Laureatasi alla Bicocca nel 2014, dopo un'esperienza in Zambia e un percorso formativo la giovane infermiera è in partenza per il Paese africano con il Cuamm. Racconta le sue motivazioni e che cosa farà laggiù
Matilde Aldeghi, giovane infermiera lecchese, è in partenza per un’esperienza di cooperazione in Africa attraverso l’Ong Medici con l’Africa Cuamm di cui a Lecco esiste un Gruppo d’Appoggio.
Quando partirai ?
Mercoledì 16 settembre prenderò il volo per il Sud Sudan, destinazione l’ospedale di Lui, dove arriverò dopo una quarantena di 14 giorni nella capitale Juba. In realtà sarei dovuta partire a metà marzo, tuttavia l’emergenza Covid mi ha trattenuto in Italia fino a ora. In Sud Sudan resterò per sei mesi, con la possibilità che il contratto si prolunghi per altri 6 mesi.
Una volta là di cosa ti occuperai ?
Una volta in loco il mio ruolo sarà quello di monitorare l’attività infermieristica locale e collaborare fianco a fianco con gli operatori sud sudanesi e all’équipe internazionale per implementare e migliorare la qualità delle cure, l’accessibilità ai servizi e l’organizzazione delle attività dell’ospedale con una speciale attenzione a quanto riguarda la salute di mamme e bambini.
Qual è la tua preparazione professionale ? E hai già fatto esperienze in questo ambito ?
Mi sono laureata in Infermieristica all’università di Milano Bicocca nel 2014. Subito dopo la laurea ho trascorso qualche mese in Zambia, dove mi sono avvicinata all’attività di volontariato in ambito sanitario e, dopo diverse esperienze lavorative per conoscere un po’ più da vicino gli ambiti di applicazione della mia professionalità, ora lavoro in Pronto Soccorso presso l’ospedale di Lecco. In preparazione alla partenza con il Cuamm, poi, ho partecipato nel settembre-ottobre del 2019 a Padova, presso la sede dell’Ong, ad un corso su “Cooperare per la salute in Africa”. Il corso, diviso in moduli, trattava svariati argomenti: dall’organizzazione dei sistemi sanitari alla salute pubblica a come si redige un progetto… per poi toccare anche temi più clinici in ambito ginecologico, chirurgico e di malattie infettive.
Come hai conosciuto il Cuamm, e cosa ti ha spinto a partire ?
Ho conosciuto il Cuamm da bambina grazie alla mia famiglia, da sempre molto attenta alle iniziative organizzate sul nostro territorio, e tramite testimonianze dirette delle numerose persone che a Lecco si sono spese e si spendono per e, soprattutto, con l’Africa da molti anni.

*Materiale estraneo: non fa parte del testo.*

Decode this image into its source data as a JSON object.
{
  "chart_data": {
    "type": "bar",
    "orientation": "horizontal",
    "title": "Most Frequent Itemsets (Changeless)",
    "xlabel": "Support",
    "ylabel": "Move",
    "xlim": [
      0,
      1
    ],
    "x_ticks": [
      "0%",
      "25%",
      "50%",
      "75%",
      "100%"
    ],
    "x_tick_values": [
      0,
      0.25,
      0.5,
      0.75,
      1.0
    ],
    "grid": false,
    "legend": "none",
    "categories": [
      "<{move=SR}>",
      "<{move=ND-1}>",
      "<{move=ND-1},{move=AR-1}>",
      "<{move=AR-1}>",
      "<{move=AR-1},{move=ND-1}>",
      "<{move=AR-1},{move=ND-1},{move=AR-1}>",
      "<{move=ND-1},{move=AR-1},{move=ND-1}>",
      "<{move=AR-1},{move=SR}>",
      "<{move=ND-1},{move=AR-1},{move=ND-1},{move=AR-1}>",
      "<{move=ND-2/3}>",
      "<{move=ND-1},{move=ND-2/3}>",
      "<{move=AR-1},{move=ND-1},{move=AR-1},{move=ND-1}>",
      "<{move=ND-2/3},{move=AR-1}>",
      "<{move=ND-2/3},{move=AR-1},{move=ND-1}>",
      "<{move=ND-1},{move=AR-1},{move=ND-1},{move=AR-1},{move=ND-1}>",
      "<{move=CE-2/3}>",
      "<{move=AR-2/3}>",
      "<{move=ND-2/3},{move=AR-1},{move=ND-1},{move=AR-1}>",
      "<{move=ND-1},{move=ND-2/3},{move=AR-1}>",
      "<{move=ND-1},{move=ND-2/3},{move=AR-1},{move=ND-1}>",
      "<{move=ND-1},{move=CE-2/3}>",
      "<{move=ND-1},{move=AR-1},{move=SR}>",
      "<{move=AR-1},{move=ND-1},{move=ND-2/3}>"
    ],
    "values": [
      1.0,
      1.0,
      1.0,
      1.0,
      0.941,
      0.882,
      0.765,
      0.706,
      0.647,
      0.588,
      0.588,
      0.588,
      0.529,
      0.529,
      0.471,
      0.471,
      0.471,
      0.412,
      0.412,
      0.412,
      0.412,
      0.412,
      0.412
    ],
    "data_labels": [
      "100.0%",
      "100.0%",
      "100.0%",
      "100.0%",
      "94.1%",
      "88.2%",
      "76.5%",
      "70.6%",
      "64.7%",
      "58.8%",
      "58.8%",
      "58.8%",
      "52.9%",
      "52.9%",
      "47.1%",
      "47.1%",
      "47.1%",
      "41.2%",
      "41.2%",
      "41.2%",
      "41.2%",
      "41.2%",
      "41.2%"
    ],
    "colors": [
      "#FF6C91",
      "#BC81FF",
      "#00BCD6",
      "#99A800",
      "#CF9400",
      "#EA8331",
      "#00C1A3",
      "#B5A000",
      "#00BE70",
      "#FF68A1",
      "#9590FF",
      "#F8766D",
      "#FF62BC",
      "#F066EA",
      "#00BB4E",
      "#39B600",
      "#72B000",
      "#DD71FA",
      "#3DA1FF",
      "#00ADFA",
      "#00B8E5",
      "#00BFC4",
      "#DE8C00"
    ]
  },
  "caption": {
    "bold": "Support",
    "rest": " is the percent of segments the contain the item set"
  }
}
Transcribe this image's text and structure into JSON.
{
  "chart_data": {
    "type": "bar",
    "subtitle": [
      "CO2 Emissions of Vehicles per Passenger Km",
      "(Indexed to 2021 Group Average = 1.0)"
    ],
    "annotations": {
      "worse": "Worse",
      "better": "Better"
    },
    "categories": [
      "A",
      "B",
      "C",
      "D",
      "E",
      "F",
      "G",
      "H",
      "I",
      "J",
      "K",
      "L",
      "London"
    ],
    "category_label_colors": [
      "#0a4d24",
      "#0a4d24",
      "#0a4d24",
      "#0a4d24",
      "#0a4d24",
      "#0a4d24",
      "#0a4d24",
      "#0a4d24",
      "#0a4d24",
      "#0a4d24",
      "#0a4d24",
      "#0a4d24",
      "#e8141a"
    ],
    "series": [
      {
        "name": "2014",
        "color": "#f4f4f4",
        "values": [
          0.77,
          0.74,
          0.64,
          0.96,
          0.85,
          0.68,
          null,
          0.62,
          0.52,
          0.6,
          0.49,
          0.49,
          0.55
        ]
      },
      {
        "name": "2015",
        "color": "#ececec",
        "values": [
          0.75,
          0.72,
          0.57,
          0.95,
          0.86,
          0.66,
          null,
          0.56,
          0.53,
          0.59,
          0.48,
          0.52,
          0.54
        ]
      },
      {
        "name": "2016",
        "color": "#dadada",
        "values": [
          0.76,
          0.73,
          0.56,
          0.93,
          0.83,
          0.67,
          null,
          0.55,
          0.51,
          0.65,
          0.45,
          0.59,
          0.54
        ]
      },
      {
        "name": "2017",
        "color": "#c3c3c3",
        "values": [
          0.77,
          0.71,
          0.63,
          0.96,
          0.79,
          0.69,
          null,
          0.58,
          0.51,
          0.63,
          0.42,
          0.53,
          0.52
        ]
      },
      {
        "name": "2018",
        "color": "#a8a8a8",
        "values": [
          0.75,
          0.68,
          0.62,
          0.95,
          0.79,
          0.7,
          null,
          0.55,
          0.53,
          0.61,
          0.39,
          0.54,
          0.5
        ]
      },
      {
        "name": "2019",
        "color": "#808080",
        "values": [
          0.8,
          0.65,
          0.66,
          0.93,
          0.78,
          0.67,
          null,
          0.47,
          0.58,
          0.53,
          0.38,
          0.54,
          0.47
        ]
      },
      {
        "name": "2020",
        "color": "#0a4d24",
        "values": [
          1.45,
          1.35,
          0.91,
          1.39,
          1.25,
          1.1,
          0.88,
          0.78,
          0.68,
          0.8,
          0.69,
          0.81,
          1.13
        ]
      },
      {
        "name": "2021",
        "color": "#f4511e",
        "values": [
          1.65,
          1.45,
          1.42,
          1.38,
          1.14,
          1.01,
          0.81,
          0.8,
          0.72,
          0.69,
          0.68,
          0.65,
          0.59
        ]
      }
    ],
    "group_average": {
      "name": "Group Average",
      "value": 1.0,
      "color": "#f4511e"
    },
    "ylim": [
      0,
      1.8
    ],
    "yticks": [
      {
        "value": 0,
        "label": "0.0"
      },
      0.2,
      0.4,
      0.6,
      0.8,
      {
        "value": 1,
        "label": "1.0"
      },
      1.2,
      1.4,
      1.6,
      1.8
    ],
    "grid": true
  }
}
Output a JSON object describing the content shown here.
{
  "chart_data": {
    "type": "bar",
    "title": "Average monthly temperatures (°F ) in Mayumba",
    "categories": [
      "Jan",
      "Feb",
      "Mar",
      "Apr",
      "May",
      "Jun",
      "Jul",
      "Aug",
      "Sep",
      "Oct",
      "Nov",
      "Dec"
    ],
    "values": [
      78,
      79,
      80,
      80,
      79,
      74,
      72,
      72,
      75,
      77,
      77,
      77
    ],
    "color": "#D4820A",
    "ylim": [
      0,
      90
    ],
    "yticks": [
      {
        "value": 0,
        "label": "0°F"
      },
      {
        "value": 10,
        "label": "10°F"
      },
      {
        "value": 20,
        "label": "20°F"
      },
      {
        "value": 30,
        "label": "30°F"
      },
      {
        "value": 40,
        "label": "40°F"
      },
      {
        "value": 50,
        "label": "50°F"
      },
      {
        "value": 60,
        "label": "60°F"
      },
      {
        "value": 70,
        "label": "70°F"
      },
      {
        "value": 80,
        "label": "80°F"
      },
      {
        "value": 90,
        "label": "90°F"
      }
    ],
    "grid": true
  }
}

Le motivazioni che mi spingono a partire hanno radici profonde e di duplice valenza: credo che emotivamente sia difficile spiegare fino in fondo la spinta che si prova quando ci si sente chiamati ad allontanarsi per un po’ da casa per prendere parte a un progetto come questo. Sicuramente e primariamente credo nell’importanza della cooperazione internazionale e nella difesa del diritto alla salute per tutti, nessuno escluso, in un mondo che tende a globalizzarsi spesso a scapito delle fasce più deboli. Credo che chi si occupi di salute debba necessariamente interrogarsi sui propri strumenti a disposizione per la diffusione di una salute accessibile, fruibile ed equa. Impegnarmi in un progetto del genere, oltre a rappresentare il fatto di dare concretezza ai principi deontologici dell’Infermiere, spero possa fare emergere il prezioso contributo che la professione infermieristica può mettere in campo nelle equipe nazionali e internazionali nella progettazione, nel mantenimento e nel miglioramento dei servizi sanitari, con un punto di vista sempre rivolto alla promozione della salute e alla qualità dei percorsi di cura.
Qual è la situazione in cui ti troverai a lavorare ? Com’è la diffusione della pandemia da Covid-19 in Sud Sudan ?
Le criticità nel Paese sono molte: la popolazione è molto povera e segnata da anni di conflitti; le malattie sono molte, la mortalità molto alta e l’accesso alle cure ancora precario; c’è scarsità di risorse idriche e poco cibo ed è un territorio in cui è difficile anche la coltivazione. La situazione Covid non rappresenta una minaccia in Sud Sudan per ora; non si registrano molti casi, però la capacità diagnostica è bassissima e quindi le stime non possono essere molto precise; ci si protegge seguendo le misure prescritte dall’OMS e con la quarantena obbligatoria per chiunque arrivi dall’estero.